Miriam

A reflection of Miriam’s face in a sacred well asks her to jump into it and fall into her future to foun a school outside of time.
“When I close my eyes, I feel as if I am floating, adrift on dry water on a sea of muted wind.”

This was the last of the stories written for the first edition of The Book of Voices (not counting the frame story of Elisheva). It established the creation of the school of the Sisters of Sarah. According to Miriam’s sense of time and that of the school, it happens before the story of Sarah, though it happens centuries later according to the flow of history.

The story came about as I tried to figure out the history and some of the workings of the school. I had established in the frame story that it came to an end, in terms of common history, at about the time of the destruction of the Second Temple. I therefore had to figure out (as least for myself) why it ended then, which led logically to the question of when it had begun. (Since I was almost as deeply immersed in science fiction when young as I was in Judaism, I always want to have a solid sense of how and why things are happening, even if they aren’t all explained to the reader. Ambiguity is OK, but without knowing what’s really going on, a writer runs the risk of having contradictory story details or of inadvertently negating possible interpretations that he might want to keep open.)
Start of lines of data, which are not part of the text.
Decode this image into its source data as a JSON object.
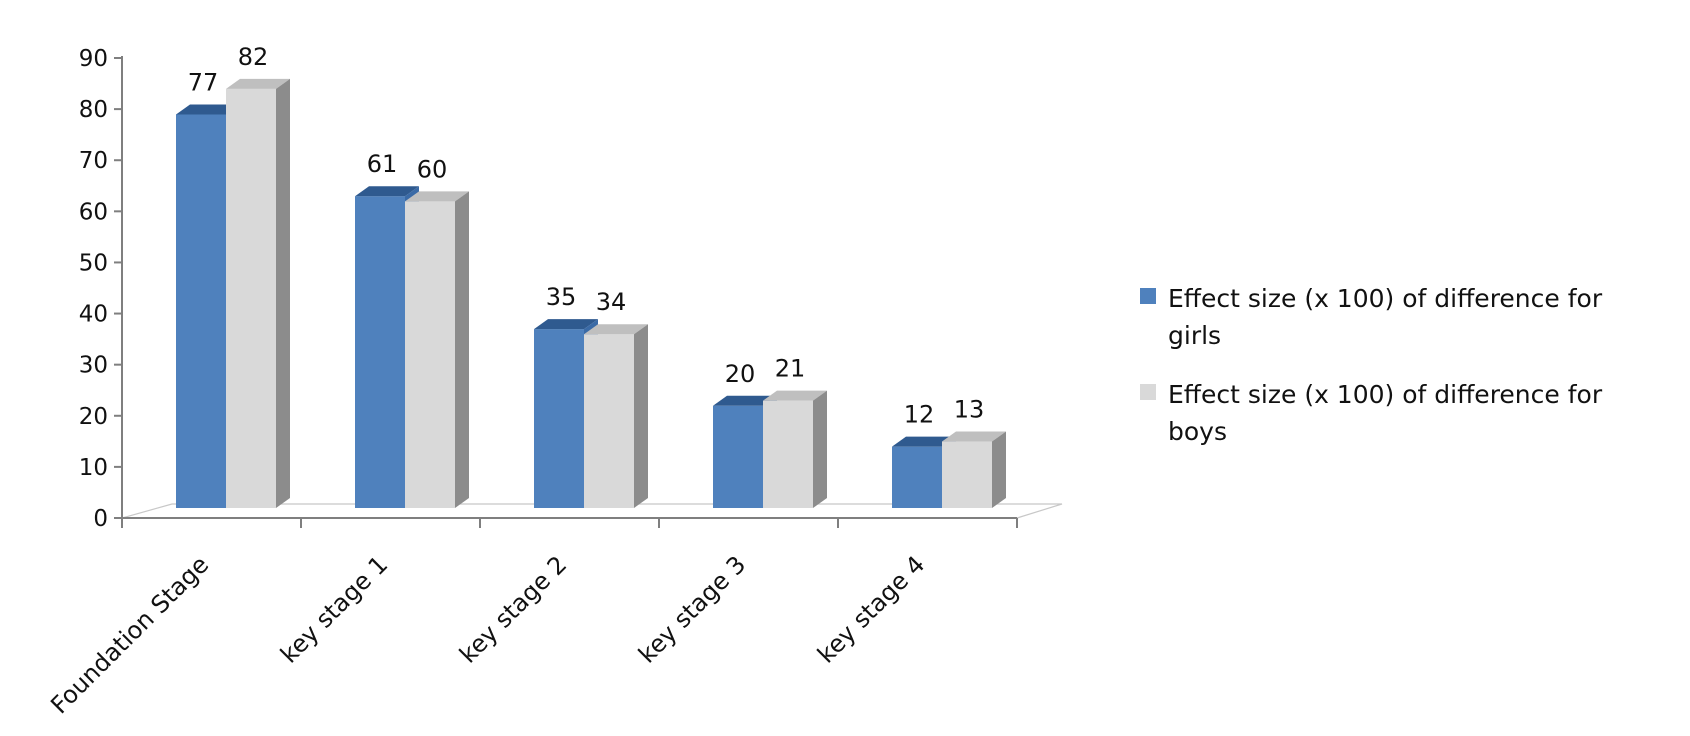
{
  "chart_data": {
    "type": "bar",
    "categories": [
      "Foundation Stage",
      "key stage 1",
      "key stage 2",
      "key stage 3",
      "key stage 4"
    ],
    "series": [
      {
        "name": "Effect size (x 100) of difference for girls",
        "values": [
          77,
          61,
          35,
          20,
          12
        ],
        "data_labels": [
          "77",
          "61",
          "35",
          "20",
          "12"
        ]
      },
      {
        "name": "Effect size (x 100) of difference for boys",
        "values": [
          82,
          60,
          34,
          21,
          13
        ],
        "data_labels": [
          "82",
          "60",
          "34",
          "21",
          "13"
        ]
      }
    ],
    "ylim": [
      0,
      90
    ],
    "yticks": [
      "0",
      "10",
      "20",
      "30",
      "40",
      "50",
      "60",
      "70",
      "80",
      "90"
    ],
    "grid": false,
    "legend_position": "right",
    "style_3d": true
  },
  "legend": {
    "girls_line1": "Effect size (x 100) of difference for",
    "girls_line2": "girls",
    "boys_line1": "Effect size (x 100) of difference for",
    "boys_line2": "boys"
  },
  "colors": {
    "girls_front": "#4f81bd",
    "girls_top": "#2f5a8f",
    "girls_side": "#3a6aa6",
    "boys_front": "#d9d9d9",
    "boys_top": "#bfbfbf",
    "boys_side": "#8c8c8c",
    "axis": "#7f7f7f"
  }
}
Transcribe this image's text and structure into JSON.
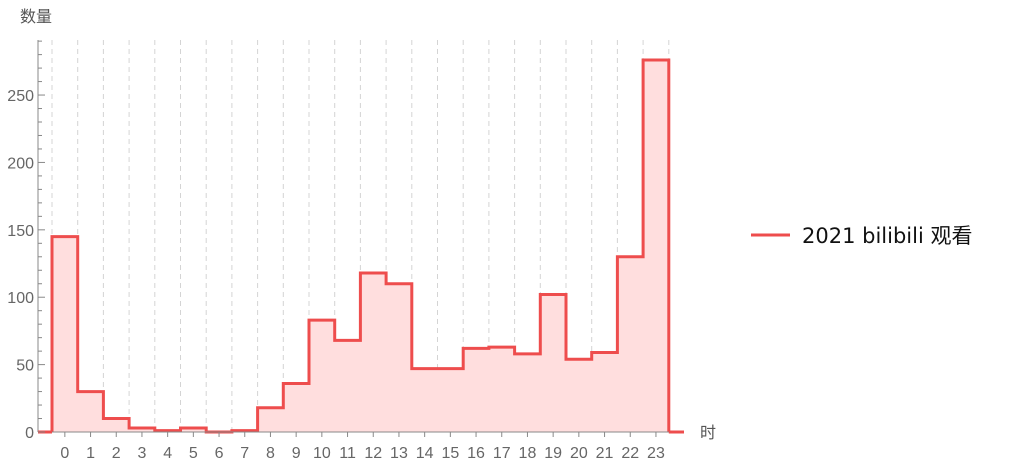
{
  "chart_data": {
    "type": "bar",
    "categories": [
      "0",
      "1",
      "2",
      "3",
      "4",
      "5",
      "6",
      "7",
      "8",
      "9",
      "10",
      "11",
      "12",
      "13",
      "14",
      "15",
      "16",
      "17",
      "18",
      "19",
      "20",
      "21",
      "22",
      "23"
    ],
    "series": [
      {
        "name": "2021 bilibili 观看",
        "values": [
          145,
          30,
          10,
          3,
          1,
          3,
          0,
          1,
          18,
          36,
          83,
          68,
          118,
          110,
          47,
          47,
          62,
          63,
          58,
          102,
          54,
          59,
          130,
          276
        ]
      }
    ],
    "xlabel": "时",
    "ylabel": "数量",
    "ylim": [
      0,
      290
    ],
    "yticks": [
      "0",
      "50",
      "100",
      "150",
      "200",
      "250"
    ],
    "grid": "vertical dashed",
    "legend": "right",
    "colors": {
      "line": "#ee4d4d",
      "fill": "#ffdede",
      "grid": "#d4d4d4",
      "axis": "#888888"
    }
  }
}
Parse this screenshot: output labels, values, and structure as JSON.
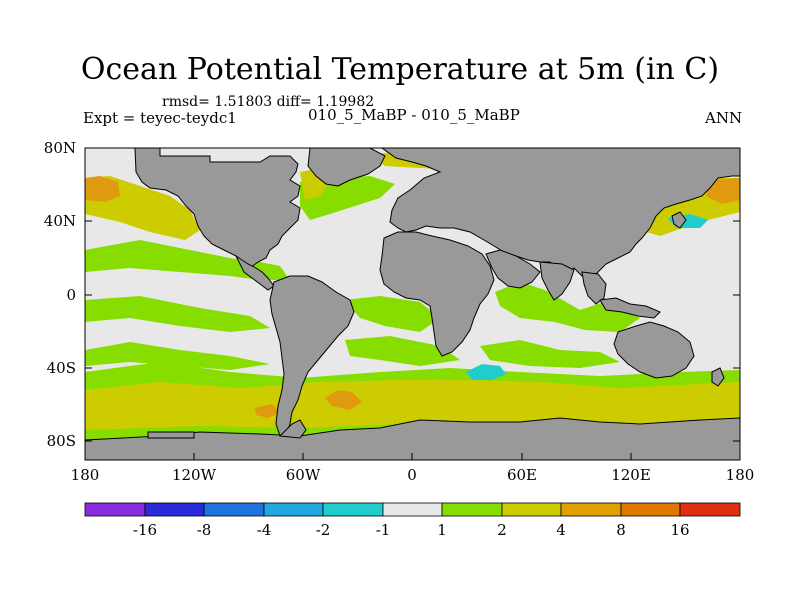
{
  "title": "Ocean Potential Temperature at 5m (in C)",
  "stats": {
    "rmsd_label": "rmsd=",
    "rmsd_value": "1.51803",
    "diff_label": "diff=",
    "diff_value": "1.19982"
  },
  "expt_label": "Expt = teyec-teydc1",
  "case_label": "010_5_MaBP - 010_5_MaBP",
  "season": "ANN",
  "colors": {
    "land": "#999999",
    "neutral": "#e8e8e8",
    "c1_2": "#88dd00",
    "c2_4": "#cccc00",
    "c4_8": "#e09a10",
    "c8_16": "#e06a10",
    "cm2_m1": "#20cccc"
  },
  "axes": {
    "lat_labels": [
      "80N",
      "40N",
      "0",
      "40S",
      "80S"
    ],
    "lon_labels": [
      "180",
      "120W",
      "60W",
      "0",
      "60E",
      "120E",
      "180"
    ]
  },
  "colorbar": {
    "colors": [
      "#8a2be2",
      "#2a2ad8",
      "#1e73e0",
      "#20a8e0",
      "#20cccc",
      "#e8e8e8",
      "#88dd00",
      "#cccc00",
      "#e0a000",
      "#e07800",
      "#e03010"
    ],
    "labels": [
      "-16",
      "-8",
      "-4",
      "-2",
      "-1",
      "1",
      "2",
      "4",
      "8",
      "16"
    ]
  }
}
I determined, as this story tells, that the magic that sustained the school only existed while the Ark of the Covenant, and the tablets within it, were present in our world. It came into being with the giving of the Torah at Mount Sinai, and ended when the Second Temple was destroyed and the Ark left this world.

Since the school began when the Israelites were in the desert, I was immediately drawn to the character of Miriam as the founder of the school.

There are many legends about Miriam. The best known are the ones surrounding Miriam’s Well. This well was said to follow the Israelites through the desert as long as Miriam was with them. Thus the story here had to involve the well.

Another legend concerns Miriam’s speaking against Moses. According to it, the “Cushite woman” was indeed Moses’s wife, Zipporah. who was originally from Midian. Moses had ignored her and their son since coming down from Mount Sinai. Zipporah had complained to Miriam about the neglect, and Miriam confronted Moses.

I see that I dropped in a quick array of contemporary cultural references at the end as Miriam falls down through the well. She passes

I know that I’ve seen several movies in which a person’s reflection speaks back to him or her. No exact memories of them come to mind as I write this, though trying to remember brings up the image of the magic mirror from Disney’s Snow White.

This story once again shows God reconsidering something that he has done to people. He doesn’t apologize, but does explain his actions.

The trigger was Miriam’s confronting Moses in public about his wife. Perhaps this should have been done privately. But perhaps Miriam sensed that if she needed witnesses to her confronting him. Otherwise, he might have ignored it just as he was ignoring his family responsibilities.

Questions

Have you ever said something to someone in public that you should have said in private? What was the result? Did you regret it? If you had to make up for the error, how did you do so?

On the other hand, did you ever say something to someone privately that would have been better said in public? What was the result?